The exhibition and published book represent the completion of this restorative process, providing both creator and viewers the chance to engage with Venezuelan identity through a lens of compassionate witness rather than dramatised accounts of crisis. By presenting her work publicly, Trevale encourages audiences to take part in their own healing journey, to recognise the human worth and respect of young people navigating impossible circumstances. This collective engagement transforms individual trauma into shared understanding, establishing room for different stories that recognise suffering whilst celebrating the resilience, creativity, and hope that endure within Venezuelan communities. The photographic medium, in Trevale’s practice, becomes an gesture of defiance and compassion.
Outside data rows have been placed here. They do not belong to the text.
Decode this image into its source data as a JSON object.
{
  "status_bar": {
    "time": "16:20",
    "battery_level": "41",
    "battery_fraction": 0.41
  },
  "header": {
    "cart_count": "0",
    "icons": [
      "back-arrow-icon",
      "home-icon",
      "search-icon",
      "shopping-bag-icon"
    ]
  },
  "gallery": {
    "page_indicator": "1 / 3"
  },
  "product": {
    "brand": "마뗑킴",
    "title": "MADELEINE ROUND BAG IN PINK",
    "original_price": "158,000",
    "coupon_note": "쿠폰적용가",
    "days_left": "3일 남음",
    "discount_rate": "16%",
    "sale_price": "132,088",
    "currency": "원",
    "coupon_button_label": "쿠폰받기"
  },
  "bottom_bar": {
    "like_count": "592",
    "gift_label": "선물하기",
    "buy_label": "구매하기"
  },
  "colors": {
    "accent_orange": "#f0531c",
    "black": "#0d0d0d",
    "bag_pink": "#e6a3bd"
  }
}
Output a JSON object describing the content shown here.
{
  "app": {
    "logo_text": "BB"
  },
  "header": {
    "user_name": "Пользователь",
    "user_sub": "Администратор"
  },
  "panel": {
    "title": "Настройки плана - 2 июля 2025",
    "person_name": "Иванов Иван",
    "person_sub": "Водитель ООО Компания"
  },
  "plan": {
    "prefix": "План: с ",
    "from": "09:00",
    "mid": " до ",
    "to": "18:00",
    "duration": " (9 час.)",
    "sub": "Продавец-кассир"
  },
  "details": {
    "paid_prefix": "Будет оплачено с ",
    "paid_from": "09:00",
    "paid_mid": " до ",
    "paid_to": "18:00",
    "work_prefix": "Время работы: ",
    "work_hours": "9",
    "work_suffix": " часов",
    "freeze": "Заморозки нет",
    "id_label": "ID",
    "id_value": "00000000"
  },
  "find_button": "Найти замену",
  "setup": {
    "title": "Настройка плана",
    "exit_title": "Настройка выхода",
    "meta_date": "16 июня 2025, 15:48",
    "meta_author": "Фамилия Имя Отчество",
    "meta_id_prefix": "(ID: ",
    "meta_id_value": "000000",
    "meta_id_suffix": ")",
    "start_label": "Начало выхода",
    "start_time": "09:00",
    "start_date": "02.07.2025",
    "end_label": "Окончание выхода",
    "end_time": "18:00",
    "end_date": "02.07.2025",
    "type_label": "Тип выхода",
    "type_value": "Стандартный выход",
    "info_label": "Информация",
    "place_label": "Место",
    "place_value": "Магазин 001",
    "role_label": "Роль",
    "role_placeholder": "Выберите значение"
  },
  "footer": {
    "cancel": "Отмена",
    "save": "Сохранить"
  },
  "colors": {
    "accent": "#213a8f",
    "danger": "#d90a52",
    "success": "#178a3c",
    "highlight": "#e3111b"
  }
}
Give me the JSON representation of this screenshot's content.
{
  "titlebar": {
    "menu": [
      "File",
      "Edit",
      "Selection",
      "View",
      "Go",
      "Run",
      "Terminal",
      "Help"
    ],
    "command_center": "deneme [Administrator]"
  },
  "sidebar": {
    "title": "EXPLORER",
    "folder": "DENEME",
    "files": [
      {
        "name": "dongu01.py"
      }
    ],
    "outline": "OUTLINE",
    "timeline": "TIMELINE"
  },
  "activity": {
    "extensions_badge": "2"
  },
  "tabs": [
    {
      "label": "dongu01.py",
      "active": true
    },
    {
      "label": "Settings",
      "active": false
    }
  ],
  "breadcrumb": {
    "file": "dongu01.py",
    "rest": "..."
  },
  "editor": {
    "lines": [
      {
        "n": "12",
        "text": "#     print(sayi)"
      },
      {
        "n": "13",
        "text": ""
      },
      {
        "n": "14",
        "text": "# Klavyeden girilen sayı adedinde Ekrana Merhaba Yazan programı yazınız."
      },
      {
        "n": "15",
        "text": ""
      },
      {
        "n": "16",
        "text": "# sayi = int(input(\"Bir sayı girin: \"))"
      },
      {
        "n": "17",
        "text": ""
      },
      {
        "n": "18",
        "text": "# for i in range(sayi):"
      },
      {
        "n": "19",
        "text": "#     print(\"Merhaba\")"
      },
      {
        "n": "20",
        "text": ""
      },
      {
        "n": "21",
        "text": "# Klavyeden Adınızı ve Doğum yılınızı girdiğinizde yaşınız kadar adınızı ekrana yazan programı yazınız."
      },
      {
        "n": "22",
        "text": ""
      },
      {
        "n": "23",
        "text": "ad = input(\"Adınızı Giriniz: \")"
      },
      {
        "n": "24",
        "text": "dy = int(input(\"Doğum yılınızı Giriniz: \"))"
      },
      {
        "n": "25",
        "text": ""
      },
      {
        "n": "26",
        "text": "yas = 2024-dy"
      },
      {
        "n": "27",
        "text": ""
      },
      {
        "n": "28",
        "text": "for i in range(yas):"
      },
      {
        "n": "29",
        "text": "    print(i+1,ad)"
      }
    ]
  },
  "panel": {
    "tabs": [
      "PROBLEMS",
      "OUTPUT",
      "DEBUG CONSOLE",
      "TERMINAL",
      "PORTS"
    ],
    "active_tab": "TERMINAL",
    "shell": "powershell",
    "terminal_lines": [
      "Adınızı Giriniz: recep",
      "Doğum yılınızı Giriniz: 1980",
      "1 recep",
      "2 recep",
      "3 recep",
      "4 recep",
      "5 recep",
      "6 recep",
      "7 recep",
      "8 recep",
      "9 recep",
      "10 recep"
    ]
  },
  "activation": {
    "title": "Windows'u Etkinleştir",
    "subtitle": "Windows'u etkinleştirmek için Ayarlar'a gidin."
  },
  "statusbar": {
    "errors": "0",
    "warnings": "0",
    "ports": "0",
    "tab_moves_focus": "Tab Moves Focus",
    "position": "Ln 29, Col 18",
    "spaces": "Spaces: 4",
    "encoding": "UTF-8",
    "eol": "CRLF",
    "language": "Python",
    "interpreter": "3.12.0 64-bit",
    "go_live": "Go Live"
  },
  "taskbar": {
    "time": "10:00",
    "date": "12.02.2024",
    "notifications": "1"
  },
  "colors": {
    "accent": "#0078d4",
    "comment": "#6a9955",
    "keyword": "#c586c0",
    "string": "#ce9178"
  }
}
A Word of Hope for Tomorrow’s People
Trevale’s work goes further than individual storytelling or creative documentation; it operates as a deliberate counter-narrative to the constant crisis narratives that has come to define Venezuela’s international image. By foregrounding the voices and stories of younger generations, she questions the idea that an whole country can be confined to news stories of economic crisis and political instability. Her visual work calls for a deeper and more layered comprehension—one that recognises hardship whilst at the same time honouring the agency, creativity, and determination of those building futures within severely limited conditions. This reframing is not denial of hardship but rather a resistance to letting hardship become the entirety of a nation’s narrative.
Through her viewpoint, Trevale presents future generations of Venezuelans—both those who remain and those in diaspora—a visual archive of resilience and continuity. The book serves as a gift to young people who may inherit a altered Venezuela, offering them with testimony that their ancestors persevered with dignity and hope intact. It functions as a testament that identity surpasses geographical boundaries, that affection for one’s country remains across distance, and that bearing witness to one another’s struggles constitutes a profound form of solidarity. In recording the here and now with such tenderness, Trevale bequeaths an inheritance of hope.